A new family planning policy will be rolled out across China next year, offering financial support to farmers who have less children.
From 2007, the mother and father of every one-child family and those with two daughters, both living in rural areas will each receive 600 yuan (US$72) a year from the age of 60, said Zhang Weiqing, director of the National Population and Family Planning Commission.
A pilot project for the policy has been in place in 23 provinces and regions since 2002, covering a total of 1.35 million senior citizens in rural areas, Zhang Shaochun, assistant minister of the Ministry of Finance, told a national conference on the project.
As the world's most populous country, China launched the one child-policy in the late 1970s, to bring the spiraling birthrate under control.
Without the policy, the population could have reached nearly 1.7 billion by now, according to the National Population and Family Planning Commission.
However, in the policy's early years local governments' main enforcement measure was to impose fines on rural families that violated the policy.
And experts said although imposing fines has contributed to the project's success, the policy should be adapted as the nation develops. More encouraging measures and public education should be used to raise awareness of the need for family planning and reduce social conflict, they advise.
In rural areas farmers often hope for sons and aim to have at least one boy in their family, even if they are not wealthy enough to support more than one child.

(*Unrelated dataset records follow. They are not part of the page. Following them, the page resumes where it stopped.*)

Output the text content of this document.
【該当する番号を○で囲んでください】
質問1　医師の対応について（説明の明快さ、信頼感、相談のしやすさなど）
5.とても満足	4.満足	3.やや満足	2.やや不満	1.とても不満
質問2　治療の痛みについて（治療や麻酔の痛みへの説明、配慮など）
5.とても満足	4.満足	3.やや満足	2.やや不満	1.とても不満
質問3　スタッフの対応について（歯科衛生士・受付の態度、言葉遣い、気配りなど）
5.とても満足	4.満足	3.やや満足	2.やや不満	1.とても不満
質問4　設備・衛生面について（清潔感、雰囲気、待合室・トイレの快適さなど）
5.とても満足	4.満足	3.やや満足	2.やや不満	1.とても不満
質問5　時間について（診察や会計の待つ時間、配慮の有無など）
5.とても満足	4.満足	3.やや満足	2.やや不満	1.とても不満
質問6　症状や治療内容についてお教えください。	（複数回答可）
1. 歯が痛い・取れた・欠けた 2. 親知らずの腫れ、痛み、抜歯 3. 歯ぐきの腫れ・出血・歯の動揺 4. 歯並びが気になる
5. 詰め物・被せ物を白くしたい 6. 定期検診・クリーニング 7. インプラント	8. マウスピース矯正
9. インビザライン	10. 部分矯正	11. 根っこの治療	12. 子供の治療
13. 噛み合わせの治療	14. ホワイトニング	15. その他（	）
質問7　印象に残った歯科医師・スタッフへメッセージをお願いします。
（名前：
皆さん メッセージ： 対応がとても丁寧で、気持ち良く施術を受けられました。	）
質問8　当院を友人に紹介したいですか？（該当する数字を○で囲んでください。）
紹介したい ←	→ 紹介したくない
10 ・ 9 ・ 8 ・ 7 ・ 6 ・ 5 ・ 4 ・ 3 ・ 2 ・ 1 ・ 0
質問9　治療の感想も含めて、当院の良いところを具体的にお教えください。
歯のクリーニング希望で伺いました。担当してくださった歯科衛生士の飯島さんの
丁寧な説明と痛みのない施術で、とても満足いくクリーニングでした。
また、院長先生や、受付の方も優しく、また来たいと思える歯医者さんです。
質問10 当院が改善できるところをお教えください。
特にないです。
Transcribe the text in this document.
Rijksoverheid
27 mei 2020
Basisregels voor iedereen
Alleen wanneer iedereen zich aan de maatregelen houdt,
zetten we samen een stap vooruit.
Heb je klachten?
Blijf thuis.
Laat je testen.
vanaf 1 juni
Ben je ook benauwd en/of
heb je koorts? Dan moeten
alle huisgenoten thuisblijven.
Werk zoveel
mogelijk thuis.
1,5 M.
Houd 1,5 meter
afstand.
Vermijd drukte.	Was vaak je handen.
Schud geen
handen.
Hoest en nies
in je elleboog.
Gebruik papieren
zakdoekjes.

So to support ageing parents who only have one child or two daughters, and to encourage them to obey the national policy, governments at various levels have initiated favourable measures, such as the annual allowance for parents.
China is now an aging society, with about 10 percent of the population over 60 a challenge to the country's lagging welfare system.
Nearly 80 percent of the 700 million rural residents have no medical insurance or other welfare care, and depend on their savings and their children to look after them.
For families with only one child, the burden of taking care of their parents is quite heavy.
In response experts have appealed to the government to take measures to help them.
In a report about the pilot projects, revealed by the Development Research Centre of the State Council yesterday, experts said 95 percent of senior residents in rural parts of Jiangxi, Gansu and Shanxi, who only have one child or two girls, run into financial difficulty.
Although US$72 is only a small amount per person per year, the project still made farmers considerably less worried about falling ill in old age, said Wei Jianmin, an expert from the centre.
Encouraged by the policy, more and more farmers in the pilot areas prefer to have only one child, and the average population increase has slowed to just 2.8 points per one thousand, the report said.
Meanwhile, rural families who have permission to have a third child, but choose not to, have been offered a one-off award, under another pilot project carried in several western provinces since 2000. The project will be spread through all of western China in early 2007.
But despite the projects' success, experts have called on the government to raise the amount of money offered to parents who chose to have only one child, complaining that US$72 a year is too little for an elderly person living in poverty.
So far a total of only 1 billion yuan (US$12 million) has been spent on the project, Wei said.